Clover isn’t a weed

White Dutch clover
White clover on my lawn

You know spring has arrived when the aisles of big-box stores are filled with sacks of grass seed, lawn fertilizers, and garden poisons. The suburban obsession with green lawns is not ancient; probably inspired by the manicured landscapes of grand estates in Britain and Europe. It fills the coffers of lawn-care companies. I read we have more acreage under lawns in America than farming.

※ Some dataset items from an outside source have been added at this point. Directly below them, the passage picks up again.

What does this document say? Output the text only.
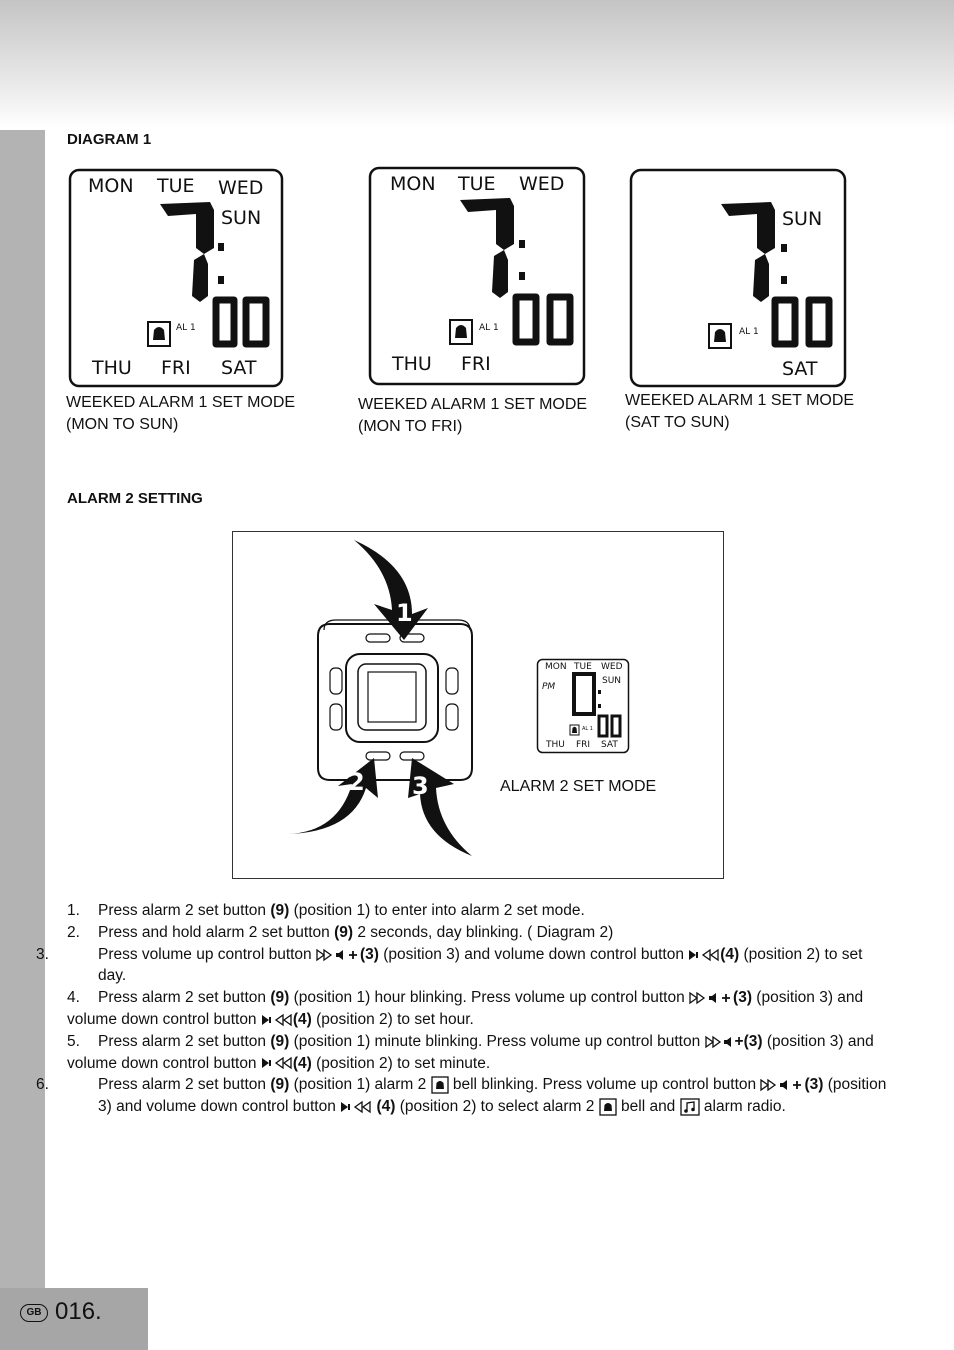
DIAGRAM 1
MON TUE WED
SUN
THU FRI SAT
AL 1
MON TUE WED
THU FRI
AL 1
SUN
SAT
AL 1
WEEKED ALARM 1 SET MODE
(MON TO SUN)
WEEKED ALARM 1 SET MODE
(MON TO FRI)
WEEKED ALARM 1 SET MODE
(SAT TO SUN)
ALARM 2 SETTING
1
2 3
MON TUE WED
SUN
PM
THU FRI SAT
AL 1
ALARM 2 SET MODE

1. Press alarm 2 set button (9) (position 1) to enter into alarm 2 set mode.

2. Press and hold alarm 2 set button (9) 2 seconds, day blinking. ( Diagram 2)

3.	Press volume up control button	(3) (position 3) and volume down control button (4) (position 2) to set day.

4. Press alarm 2 set button (9) (position 1) hour blinking. Press volume up control button	(3) (position 3) and volume down control button (4) (position 2) to set hour.

5. Press alarm 2 set button (9) (position 1) minute blinking. Press volume up control button +(3) (position 3) and volume down control button (4) (position 2) to set minute.

6.	Press alarm 2 set button (9) (position 1) alarm 2  bell blinking. Press volume up control button	(3) (position 3) and volume down control button  (4) (position 2) to select alarm 2  bell and  alarm radio.

GB 016.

The public is coming around very slowly to see the harm. Lawns are barren deserts for wildlife above and below ground. A lush sward requires pouring pollutants into the soil and hence runoff, as well as the air (from motor mowers). Nothing breaks a peaceful weekend in the garden more than a booming mower except a blasting leaf blower. And yet, homeowners are still in love with a green curbside view of their property. Moreover, local ordinances and home-owner associations sometimes impose penalties on those who neglect to give their lawns a regular short-back and sides. This is happening in the Land of the Free where people otherwise have a castle mentality toward their property.

I won’t preach the conversion of lawns to shrubbery and native plants because many “radicals” have already made the case. Besides, I still have beautiful green lawns, although they are undergoing a succession from grass to clover. Call clover shamrock if a glamorous Celtic name is more appealing.

Fescue browns under the hot summer sun, warm season grasses yellow in winter, and Zoysia enter hibernation. But white clover has the virtues of a perfect mantle. It is green all year-round and drought resistant. Fertilizers are redundant for a plant that improves soil fertility. Clover competes with weeds, resists plant diseases, and can be mowed or grown ankle-deep to make flowers that feed pollinators. Did you know clover is edible in a pinch? And it is a lucky plant that keeps children busy on their knees searching for a four-leafed clover. Lawns shouldn’t be defined by grass. Clover isn’t a weed since weeds are plants in the wrong place.

By Roger Gosden

A British and American scientist specializing in reproduction & embryology whose career spanned from Cambridge to Cornell's Weill Medical College in NYC. He married Lucinda Veeck, the embryologist for the first successful IVF team in America. They retired to Virginia, where he became a master naturalist and writer affiliated with William & Mary.


  1. Great article. Such a shame we ever stopped letting Mother Nature grow what’s best (who can forget the wonderful sight of a wild grass/flower meadow in bloom?) and replaced health-giving plants with sterile, bland and overly tidy lawns which require so much maintenance, both physical and chemical. Why are humans such suckers for ‘fashion’?! Happy to say our front yard is full of ‘weeds’ but the bees and birds love them. Hopefully, in time, more people will come to see the benefits (to all but the agrochemical companies) of letting their manicured lawns return to a healthier, more attractive state.